The political turmoil in Iran has brought new meaning to the maxim, "All politics is local." In the age of disappearing distances, the fallout from rigged vote-counting in Tehran, Shiraz or Esfahan presents local challenges and opportunities to politicians in Fort Wayne, Beirut or Tel Aviv. Just as authorities in Tehran prove incapable of stopping the flow of information out of the country, the impact of Iran's post-election crisis has also spilled across its borders, becoming an event with domestic repercussions around the globe.
In the West, the crisis in Iran has created a platform on which politicians can stand up for human rights and freedom. In countries ruled by autocratic regimes, the disturbances evoke the specter of potential unrest at home, creating nervousness even in countries that view the Islamic Republic as a threat.
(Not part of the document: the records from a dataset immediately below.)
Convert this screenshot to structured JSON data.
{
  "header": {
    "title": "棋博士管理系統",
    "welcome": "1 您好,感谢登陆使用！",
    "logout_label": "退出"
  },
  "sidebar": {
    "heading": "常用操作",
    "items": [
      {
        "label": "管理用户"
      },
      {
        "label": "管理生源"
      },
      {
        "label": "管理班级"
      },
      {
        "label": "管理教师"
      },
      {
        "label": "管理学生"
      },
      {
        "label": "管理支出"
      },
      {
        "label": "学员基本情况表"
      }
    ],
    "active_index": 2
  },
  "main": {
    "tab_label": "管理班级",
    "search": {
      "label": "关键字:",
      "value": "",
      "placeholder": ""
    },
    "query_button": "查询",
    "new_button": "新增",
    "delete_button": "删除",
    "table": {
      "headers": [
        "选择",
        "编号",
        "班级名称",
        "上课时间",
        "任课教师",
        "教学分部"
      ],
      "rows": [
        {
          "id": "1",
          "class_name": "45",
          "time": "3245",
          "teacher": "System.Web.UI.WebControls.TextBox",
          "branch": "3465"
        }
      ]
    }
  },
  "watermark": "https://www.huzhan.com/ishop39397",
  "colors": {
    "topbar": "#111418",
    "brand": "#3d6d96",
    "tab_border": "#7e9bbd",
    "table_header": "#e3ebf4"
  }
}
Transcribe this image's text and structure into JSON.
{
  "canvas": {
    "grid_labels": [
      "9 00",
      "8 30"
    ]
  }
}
In places where Iranian influence is already a fact of life, the scenes coming from Tehran's streets suddenly evoke the possibility that local politics could, indeed, experience a transformation as a result.
In the United States, the reaction of President Barack Obama has predictably engendered a great deal of hand-wringing. Obama's stated aim of preventing Iranian authorities from blaming the U.S. for the unrest has sparked intense criticism at home. Republican congressmen demanded that America take a stronger stance in support of protestors. GOP leader Rep. Mike Pence pulled at the country's idealistic sensitivities, saying, "Some critics say America should stay silent, but I say from my heart, the American cause is freedom, and in this cause, its people will never be silent." While the president largely kept quiet, the U.S. Congress approved a resolution sharply condemning the government in Iran.